Across public health and professional degree programs, students and faculty found ways to integrate the pandemic into their disciplines, from health communication to infectious disease. Students were actively engaged in community efforts like contact tracing and health education through social media, often in partnership with other schools. Among the unexpected lessons of this year, Must says, was that “we were forced to appreciate how resilient and adaptable we are.” Students and scholars are just beginning to unpack the year’s events. “The pandemic has been an unbelievable case study, and we’re living it. I think we’ll be digesting this and writing case studies for decades.”
Biomedical Research
“This community as a whole did really well, and everyone deserves credit for that.”
“Even for me, as an infectious disease doctor, the rapidity and scale of the pandemic were a surprise,” says Linden Hu, vice dean of research and Paul and Elaine Chervinsky Professor of Immunology. When the medical school closed, Hu and his colleagues had the monumental tasks of shutting down dozens of laboratories and research projects and supporting the faculty and students whose lives were intricately tied to those spaces. “We tried to be as transparent as possible and make the best judgments we could,” Hu says, given the limited science available. One important advantage was that “this is a scientific community, and people here listen to science.” Each area of the research enterprise responded a bit differently, Hu explains. “For the most part, people were able to find ways to be productive” while removed from their labs. “Some of us spent time writing up existing data, or writing review papers. My lab worked on building a website—these are things that we’ve always wanted to do but didn’t have time for because we’re so involved in the science.” Hu acknowledges that for some students and faculty, the loss of active research time will not be easily overcome. “I think we’ll need to find ways to support these researchers and help them get back to where they were,” Hu says.
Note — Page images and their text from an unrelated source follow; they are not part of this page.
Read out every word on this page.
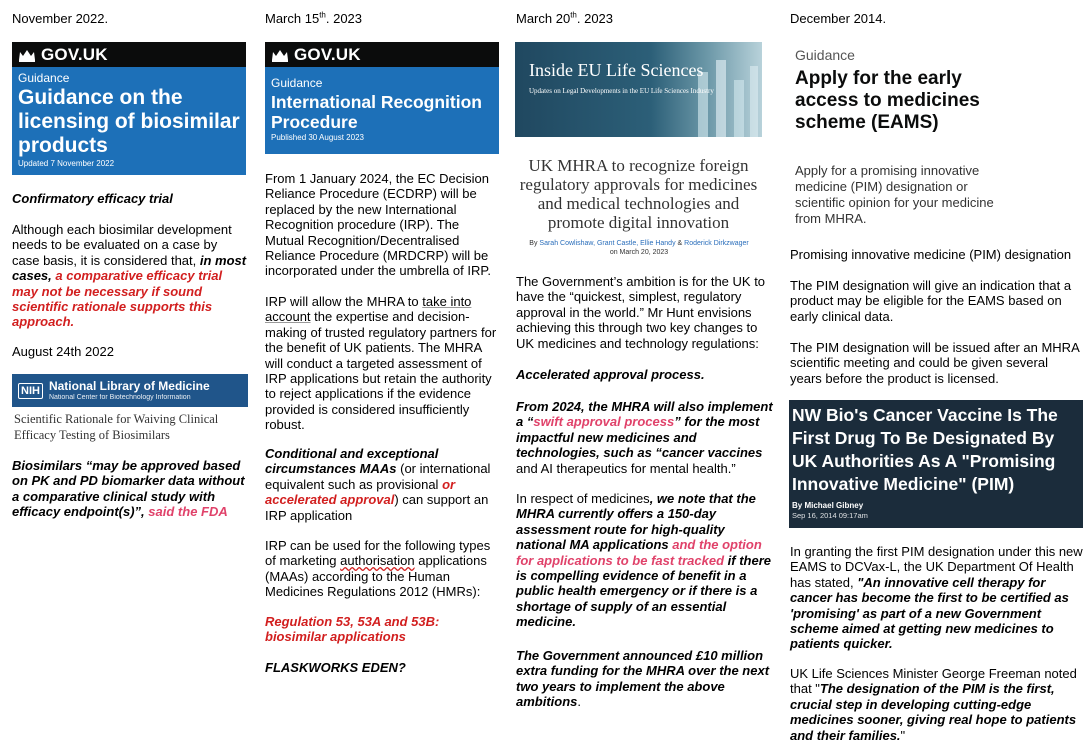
November 2022.
GOV.UK
Guidance
Guidance on the licensing of biosimilar products
Updated 7 November 2022
Confirmatory efficacy trial

Although each biosimilar development needs to be evaluated on a case by case basis, it is considered that, in most cases, a comparative efficacy trial may not be necessary if sound scientific rationale supports this approach.

August 24th 2022
NIH National Library of Medicine
National Center for Biotechnology Information
Scientific Rationale for Waiving Clinical Efficacy Testing of Biosimilars

Biosimilars “may be approved based on PK and PD biomarker data without a comparative clinical study with efficacy endpoint(s)”, said the FDA

March 15th. 2023
GOV.UK
Guidance
International Recognition Procedure
Published 30 August 2023

From 1 January 2024, the EC Decision Reliance Procedure (ECDRP) will be replaced by the new International Recognition procedure (IRP). The Mutual Recognition/Decentralised Reliance Procedure (MRDCRP) will be incorporated under the umbrella of IRP.

IRP will allow the MHRA to take into account the expertise and decision-making of trusted regulatory partners for the benefit of UK patients. The MHRA will conduct a targeted assessment of IRP applications but retain the authority to reject applications if the evidence provided is considered insufficiently robust.

Conditional and exceptional circumstances MAAs (or international equivalent such as provisional or accelerated approval) can support an IRP application

IRP can be used for the following types of marketing authorisation applications (MAAs) according to the Human Medicines Regulations 2012 (HMRs):

Regulation 53, 53A and 53B: biosimilar applications

FLASKWORKS EDEN?

March 20th. 2023
Inside EU Life Sciences
Updates on Legal Developments in the EU Life Sciences Industry
UK MHRA to recognize foreign regulatory approvals for medicines and medical technologies and promote digital innovation
By Sarah Cowlishaw, Grant Castle, Ellie Handy & Roderick Dirkzwager
on March 20, 2023

The Government’s ambition is for the UK to have the “quickest, simplest, regulatory approval in the world.” Mr Hunt envisions achieving this through two key changes to UK medicines and technology regulations:

Accelerated approval process.

From 2024, the MHRA will also implement a “swift approval process” for the most impactful new medicines and technologies, such as “cancer vaccines and AI therapeutics for mental health.”

In respect of medicines, we note that the MHRA currently offers a 150-day assessment route for high-quality national MA applications and the option for applications to be fast tracked if there is compelling evidence of benefit in a public health emergency or if there is a shortage of supply of an essential medicine.

The Government announced £10 million extra funding for the MHRA over the next two years to implement the above ambitions.

December 2014.
Guidance
Apply for the early access to medicines scheme (EAMS)
Apply for a promising innovative medicine (PIM) designation or scientific opinion for your medicine from MHRA.

Promising innovative medicine (PIM) designation

The PIM designation will give an indication that a product may be eligible for the EAMS based on early clinical data.

The PIM designation will be issued after an MHRA scientific meeting and could be given several years before the product is licensed.

NW Bio's Cancer Vaccine Is The First Drug To Be Designated By UK Authorities As A "Promising Innovative Medicine" (PIM)
By Michael Gibney
Sep 16, 2014 09:17am

In granting the first PIM designation under this new EAMS to DCVax-L, the UK Department Of Health has stated, "An innovative cell therapy for cancer has become the first to be certified as 'promising' as part of a new Government scheme aimed at getting new medicines to patients quicker.

UK Life Sciences Minister George Freeman noted that "The designation of the PIM is the first, crucial step in developing cutting-edge medicines sooner, giving real hope to patients and their families."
Like his fellow deans, Hu feels that the year has revealed strengths of the school and highlighted areas for growth. “Communications are definitely better. We’re all learning about work from home—what’s possible and what’s not. Tufts has taken quite a conservative approach through the pandemic, and to its credit, that has kept people safe.” As Tufts moves toward re-opening, “we know a lot more about the science of COVID-19, what’s going to be safe in a new world where many are vaccinated and there’s a lower endemic rate in the community,” yet it will continue to be “a learning curve for everybody.”
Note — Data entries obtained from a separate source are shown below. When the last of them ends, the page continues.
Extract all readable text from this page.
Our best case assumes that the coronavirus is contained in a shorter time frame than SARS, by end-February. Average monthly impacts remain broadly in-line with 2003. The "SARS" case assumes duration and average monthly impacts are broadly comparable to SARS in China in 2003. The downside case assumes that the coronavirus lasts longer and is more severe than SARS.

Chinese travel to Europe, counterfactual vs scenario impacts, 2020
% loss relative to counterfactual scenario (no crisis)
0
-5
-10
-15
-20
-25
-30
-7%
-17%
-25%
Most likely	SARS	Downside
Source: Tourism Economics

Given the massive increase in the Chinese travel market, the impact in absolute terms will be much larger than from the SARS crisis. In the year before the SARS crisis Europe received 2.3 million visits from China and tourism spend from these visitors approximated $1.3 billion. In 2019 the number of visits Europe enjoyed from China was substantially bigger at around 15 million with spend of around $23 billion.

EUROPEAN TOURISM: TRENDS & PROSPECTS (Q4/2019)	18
Hu gives tremendous credit to the faculty and students for their cooperative spirit, and to Dean Bates for his outstanding leadership. “Another really good thing that came out of this is the amount of collaboration between the hospitals and universities around Boston, including Tufts. There was a lot of benefit to sharing information and sharing science. I hope that continues post pandemic, because it’s been perfect. There was a real sense of cooperation among these institutions, and that’s something we can all be proud of.”
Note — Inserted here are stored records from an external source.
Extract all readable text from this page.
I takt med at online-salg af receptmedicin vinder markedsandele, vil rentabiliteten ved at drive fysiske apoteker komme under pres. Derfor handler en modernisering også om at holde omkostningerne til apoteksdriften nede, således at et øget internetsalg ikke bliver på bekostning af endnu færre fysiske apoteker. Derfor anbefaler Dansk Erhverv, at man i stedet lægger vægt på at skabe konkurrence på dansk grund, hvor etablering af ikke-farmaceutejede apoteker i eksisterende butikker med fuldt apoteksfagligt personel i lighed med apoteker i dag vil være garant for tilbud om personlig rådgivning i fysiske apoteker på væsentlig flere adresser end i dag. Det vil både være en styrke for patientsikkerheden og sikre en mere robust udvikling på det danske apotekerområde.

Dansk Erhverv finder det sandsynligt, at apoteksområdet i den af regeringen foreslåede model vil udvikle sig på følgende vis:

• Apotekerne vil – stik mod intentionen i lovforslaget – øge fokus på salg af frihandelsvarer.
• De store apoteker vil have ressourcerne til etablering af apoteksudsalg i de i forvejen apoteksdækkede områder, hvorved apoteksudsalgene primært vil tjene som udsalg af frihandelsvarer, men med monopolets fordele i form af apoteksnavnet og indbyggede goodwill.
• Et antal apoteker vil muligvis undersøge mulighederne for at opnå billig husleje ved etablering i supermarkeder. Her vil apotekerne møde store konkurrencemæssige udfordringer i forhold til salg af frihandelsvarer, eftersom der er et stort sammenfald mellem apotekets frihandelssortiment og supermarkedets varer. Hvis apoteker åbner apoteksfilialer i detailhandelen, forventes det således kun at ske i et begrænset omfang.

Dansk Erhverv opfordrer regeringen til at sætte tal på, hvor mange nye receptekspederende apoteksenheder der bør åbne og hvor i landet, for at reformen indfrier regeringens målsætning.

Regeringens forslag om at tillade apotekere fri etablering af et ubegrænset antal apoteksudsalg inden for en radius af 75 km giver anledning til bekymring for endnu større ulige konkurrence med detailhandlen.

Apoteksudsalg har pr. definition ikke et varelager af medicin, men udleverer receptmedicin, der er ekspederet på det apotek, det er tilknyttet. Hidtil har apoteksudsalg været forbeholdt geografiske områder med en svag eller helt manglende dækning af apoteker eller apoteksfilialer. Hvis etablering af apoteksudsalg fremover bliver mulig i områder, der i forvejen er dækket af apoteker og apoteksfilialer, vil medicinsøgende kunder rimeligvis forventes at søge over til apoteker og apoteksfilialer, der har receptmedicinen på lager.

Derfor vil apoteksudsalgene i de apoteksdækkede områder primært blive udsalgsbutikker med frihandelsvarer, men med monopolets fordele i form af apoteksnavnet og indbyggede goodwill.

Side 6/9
Working together, the people of Tufts University School of Medicine have done more than survive the year of COVID-19. Drawing on resilience, creativity, and shared values, they grew stronger and supported their communities. Scott Epstein noted that students in every program and discipline have experienced one of the core elements of medicine, public health and scientific research: uncertainty. “In an unusual way it’s helped prepare our students for what lies ahead,” he says, which includes future global health events and all the daily challenges and opportunities of care, service, and discovery. “I think our students will definitely be ready to lead the way.”